The leading candidates ahead of Canada's April 28 election fanned out on the first full day of campaigning in a vote certain to be dominated by Trump.
Liberal leader and Prime Minister Mark Carney, who replaced Justin Trudeau earlier this month, was in the eastern province of Newfoundland, saying Canadians needed to view the United States as "a friendship lost."
Trump's return, while potentially devastating for Canada's economy, appears to have boosted the Liberals, with several polls showing them as a slight favorite, a stunning turnaround from early January when the Conservatives looked headed for a landslide.
Poilievre built significant support as a relentless critic of an unpopular Trudeau government, but Trump's return and Trudeau's departure have forced the Conservatives to pivot.
Flanked by his wife and two young children at a packaging plant outside Toronto, Poilievre fought back against perceptions that Carney was the better counter to Trump.
"There's a reason why Donald Trump wants the weak, out of touch Liberals in power. They have handed him control of our economy," Poilievre said, an apparent references to Trump's recent comment that he would "rather deal with a liberal" in Canada.
"I know that people are scared, they feel threatened... and now they are facing these unjustified threats from President Trump who quite frankly needs to knock it off," Poilievre said.
He pledged tax cuts to boost the economy so Canada can "confront Donald Trump and the Americans from a position of strength."
Political analysts have argued that to win Poilievre may need to re-center the campaign on non-Trump issues that made the Liberals vulnerable after a decade in power, like soaring housing costs.
But given Trump's primacy in Canadian politics, Poilievre has increasingly taken aim at the president.
For Conservative supporter Valerie Orr, 81, Trump's dominance in the campaign is unhelpful.
"This threat from the south has diverted too much attention," she told AFP in a parking lot outside the Poilievre event.
"Who ever heard of a state the size of Canada... Come on, be real," she said, praising the Conservative leader for focusing on the challenges people face trying to "make it through the week."
- Friendship 'lost,' 'strained' -
Carney, who previously led the central banks in Canada and England, has tried to position himself as a departure from Trudeau and a seasoned economic crisis manager.
He spoke on Monday in Gander, a town that sheltered thousands of Americans whose trans-Atlantic flights were abruptly forced to land there after the September 11 attacks.
"Canadians did extraordinary things for Americans when they needed it.
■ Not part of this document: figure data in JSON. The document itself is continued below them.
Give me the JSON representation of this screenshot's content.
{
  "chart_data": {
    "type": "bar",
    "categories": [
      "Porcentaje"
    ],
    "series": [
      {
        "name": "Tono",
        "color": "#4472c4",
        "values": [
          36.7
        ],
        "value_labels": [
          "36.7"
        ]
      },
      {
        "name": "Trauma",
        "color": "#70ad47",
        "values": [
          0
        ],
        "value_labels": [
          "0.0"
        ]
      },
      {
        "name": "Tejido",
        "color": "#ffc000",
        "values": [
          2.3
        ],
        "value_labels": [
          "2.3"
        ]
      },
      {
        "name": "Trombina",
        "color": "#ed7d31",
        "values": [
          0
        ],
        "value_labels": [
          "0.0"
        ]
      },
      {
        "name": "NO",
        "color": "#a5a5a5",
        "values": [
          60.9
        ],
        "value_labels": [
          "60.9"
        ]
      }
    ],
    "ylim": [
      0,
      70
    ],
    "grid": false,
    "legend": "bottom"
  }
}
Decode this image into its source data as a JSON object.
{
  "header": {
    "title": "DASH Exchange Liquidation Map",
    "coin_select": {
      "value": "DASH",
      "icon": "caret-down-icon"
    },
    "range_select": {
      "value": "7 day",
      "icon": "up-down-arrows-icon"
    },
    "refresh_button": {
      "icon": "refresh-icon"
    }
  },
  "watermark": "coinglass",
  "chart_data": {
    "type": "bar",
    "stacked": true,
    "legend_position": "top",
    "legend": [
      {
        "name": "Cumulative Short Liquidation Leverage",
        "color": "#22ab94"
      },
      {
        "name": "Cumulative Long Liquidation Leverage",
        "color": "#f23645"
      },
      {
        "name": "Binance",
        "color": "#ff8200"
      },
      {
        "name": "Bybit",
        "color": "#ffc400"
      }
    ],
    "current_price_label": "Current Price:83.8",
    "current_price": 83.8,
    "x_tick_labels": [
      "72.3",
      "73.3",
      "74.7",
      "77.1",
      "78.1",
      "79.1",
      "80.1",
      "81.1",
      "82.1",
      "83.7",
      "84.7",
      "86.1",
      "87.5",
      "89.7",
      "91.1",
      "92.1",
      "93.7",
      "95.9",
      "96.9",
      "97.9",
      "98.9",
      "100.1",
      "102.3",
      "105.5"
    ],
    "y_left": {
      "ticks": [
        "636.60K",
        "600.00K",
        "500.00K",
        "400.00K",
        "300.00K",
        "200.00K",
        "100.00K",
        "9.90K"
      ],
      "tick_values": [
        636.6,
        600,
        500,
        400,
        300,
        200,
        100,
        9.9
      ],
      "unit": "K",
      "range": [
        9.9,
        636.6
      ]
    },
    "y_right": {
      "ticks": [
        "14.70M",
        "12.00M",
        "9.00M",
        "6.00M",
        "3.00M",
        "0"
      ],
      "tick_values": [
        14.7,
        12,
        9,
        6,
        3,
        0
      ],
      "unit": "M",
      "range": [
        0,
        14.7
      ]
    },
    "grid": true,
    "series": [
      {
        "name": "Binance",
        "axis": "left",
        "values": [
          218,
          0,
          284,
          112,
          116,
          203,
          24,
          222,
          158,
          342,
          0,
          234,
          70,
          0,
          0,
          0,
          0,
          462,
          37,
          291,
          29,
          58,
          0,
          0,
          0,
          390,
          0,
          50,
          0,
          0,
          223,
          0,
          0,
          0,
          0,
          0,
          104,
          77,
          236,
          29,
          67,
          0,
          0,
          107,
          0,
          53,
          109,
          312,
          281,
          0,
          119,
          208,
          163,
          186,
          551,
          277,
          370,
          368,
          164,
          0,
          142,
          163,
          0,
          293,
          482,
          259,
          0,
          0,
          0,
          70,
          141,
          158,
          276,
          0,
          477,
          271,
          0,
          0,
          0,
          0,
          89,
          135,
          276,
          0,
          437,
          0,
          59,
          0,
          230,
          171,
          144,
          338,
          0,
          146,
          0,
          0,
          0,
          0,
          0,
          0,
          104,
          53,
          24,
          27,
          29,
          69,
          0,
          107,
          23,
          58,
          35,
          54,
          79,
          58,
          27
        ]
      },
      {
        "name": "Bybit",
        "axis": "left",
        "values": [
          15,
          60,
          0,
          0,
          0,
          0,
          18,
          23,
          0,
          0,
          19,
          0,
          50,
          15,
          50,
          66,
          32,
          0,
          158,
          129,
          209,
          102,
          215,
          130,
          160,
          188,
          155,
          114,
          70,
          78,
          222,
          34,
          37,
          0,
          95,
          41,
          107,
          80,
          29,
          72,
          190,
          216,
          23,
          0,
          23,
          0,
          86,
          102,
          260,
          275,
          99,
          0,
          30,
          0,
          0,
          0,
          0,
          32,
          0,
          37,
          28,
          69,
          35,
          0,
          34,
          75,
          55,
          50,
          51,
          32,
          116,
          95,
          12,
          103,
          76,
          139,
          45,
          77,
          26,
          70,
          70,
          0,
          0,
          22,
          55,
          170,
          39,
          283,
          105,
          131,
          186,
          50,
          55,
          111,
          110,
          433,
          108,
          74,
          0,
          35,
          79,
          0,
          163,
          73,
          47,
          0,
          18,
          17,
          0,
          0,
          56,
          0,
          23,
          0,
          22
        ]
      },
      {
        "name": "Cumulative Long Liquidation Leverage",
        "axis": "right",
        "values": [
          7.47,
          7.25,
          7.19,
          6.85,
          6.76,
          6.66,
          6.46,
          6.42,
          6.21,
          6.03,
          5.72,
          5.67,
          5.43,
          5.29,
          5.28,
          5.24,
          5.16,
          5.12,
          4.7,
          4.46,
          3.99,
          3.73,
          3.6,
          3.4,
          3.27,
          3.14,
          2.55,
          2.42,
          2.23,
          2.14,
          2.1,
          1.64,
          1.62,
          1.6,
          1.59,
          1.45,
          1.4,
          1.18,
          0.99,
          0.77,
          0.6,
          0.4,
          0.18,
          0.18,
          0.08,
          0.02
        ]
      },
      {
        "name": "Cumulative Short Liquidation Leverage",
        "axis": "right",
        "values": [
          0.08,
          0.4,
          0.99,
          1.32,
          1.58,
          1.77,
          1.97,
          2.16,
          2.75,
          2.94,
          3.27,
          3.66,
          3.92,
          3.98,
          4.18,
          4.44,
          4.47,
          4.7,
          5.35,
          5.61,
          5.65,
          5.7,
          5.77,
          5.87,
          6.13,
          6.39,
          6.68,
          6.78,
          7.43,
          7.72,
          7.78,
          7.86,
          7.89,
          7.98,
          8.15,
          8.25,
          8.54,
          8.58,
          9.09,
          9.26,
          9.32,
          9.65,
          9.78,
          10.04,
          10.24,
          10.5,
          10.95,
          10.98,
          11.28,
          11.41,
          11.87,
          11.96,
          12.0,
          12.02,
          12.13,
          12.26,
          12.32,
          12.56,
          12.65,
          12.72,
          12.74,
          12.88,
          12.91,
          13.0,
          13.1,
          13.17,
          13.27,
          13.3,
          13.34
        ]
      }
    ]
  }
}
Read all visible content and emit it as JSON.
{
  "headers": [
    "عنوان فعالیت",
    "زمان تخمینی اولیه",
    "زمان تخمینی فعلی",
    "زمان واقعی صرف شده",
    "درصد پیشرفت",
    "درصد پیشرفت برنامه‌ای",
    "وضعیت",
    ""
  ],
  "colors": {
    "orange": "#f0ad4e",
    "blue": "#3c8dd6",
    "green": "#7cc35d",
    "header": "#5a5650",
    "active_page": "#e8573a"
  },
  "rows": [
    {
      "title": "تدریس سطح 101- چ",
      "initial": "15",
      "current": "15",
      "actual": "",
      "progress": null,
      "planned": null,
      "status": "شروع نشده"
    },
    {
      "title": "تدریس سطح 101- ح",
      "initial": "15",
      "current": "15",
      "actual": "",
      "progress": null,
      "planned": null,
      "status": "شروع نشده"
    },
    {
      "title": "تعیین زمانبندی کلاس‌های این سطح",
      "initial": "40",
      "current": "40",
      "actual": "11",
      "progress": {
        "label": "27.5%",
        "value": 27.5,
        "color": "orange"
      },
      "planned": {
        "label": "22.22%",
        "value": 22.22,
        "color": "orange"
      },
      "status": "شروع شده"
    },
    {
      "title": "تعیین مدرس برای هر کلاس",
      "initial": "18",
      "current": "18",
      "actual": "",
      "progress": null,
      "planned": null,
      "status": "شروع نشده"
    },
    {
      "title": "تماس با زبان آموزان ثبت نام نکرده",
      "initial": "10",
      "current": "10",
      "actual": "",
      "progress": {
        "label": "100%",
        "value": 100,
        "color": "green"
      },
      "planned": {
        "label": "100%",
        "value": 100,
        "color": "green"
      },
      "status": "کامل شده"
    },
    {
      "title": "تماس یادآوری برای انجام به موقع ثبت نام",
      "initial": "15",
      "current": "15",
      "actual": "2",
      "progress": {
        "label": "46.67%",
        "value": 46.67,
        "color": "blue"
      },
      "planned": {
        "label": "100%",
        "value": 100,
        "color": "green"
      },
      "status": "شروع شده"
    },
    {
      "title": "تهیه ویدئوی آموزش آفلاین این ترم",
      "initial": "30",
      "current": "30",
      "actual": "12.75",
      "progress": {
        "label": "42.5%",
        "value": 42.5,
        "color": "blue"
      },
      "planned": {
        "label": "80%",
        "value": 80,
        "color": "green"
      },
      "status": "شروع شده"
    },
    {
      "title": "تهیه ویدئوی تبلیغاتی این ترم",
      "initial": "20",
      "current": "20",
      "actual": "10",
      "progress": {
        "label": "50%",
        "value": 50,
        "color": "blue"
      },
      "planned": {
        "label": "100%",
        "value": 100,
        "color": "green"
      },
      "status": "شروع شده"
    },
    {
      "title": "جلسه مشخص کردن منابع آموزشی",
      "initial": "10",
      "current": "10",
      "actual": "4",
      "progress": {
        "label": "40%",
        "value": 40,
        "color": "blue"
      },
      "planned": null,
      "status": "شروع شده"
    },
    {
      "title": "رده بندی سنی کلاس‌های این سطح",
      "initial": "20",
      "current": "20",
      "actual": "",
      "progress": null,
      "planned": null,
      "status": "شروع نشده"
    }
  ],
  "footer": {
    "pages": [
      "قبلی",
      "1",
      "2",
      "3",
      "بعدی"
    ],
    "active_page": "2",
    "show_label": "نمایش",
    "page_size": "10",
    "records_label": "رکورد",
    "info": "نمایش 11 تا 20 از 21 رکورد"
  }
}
Now, we need to do extraordinary things for ourselves," he said.
"In this crisis caused by the US president and those who are enabling him, we lament a friendship lost, or at least a friendship strained," he added.
Trump has threatened, withdrawn and imposed a dizzying array of tariffs on Canadian goods, with more levies expected next week, triggering a trade war economists say could plunge Canada into a recession.
His tariffs and repeated threats to turn Canada into the 51st US state, combined with Trudeau's departure have upended Canadian politics.
On January 6, the day Trudeau announced his plans to leave office, the Liberals held 20.1 percent support with the Conservatives at 44.2 percent, according to aggregated polling data from the public broadcaster CBC.
On Monday, the Liberals were at 37.8 percent and the Tories stood at 37.2.
The data shows the Carney-led Liberals have eaten into support for the left-wing New Democrats, who progressives may not trust to take on Trump.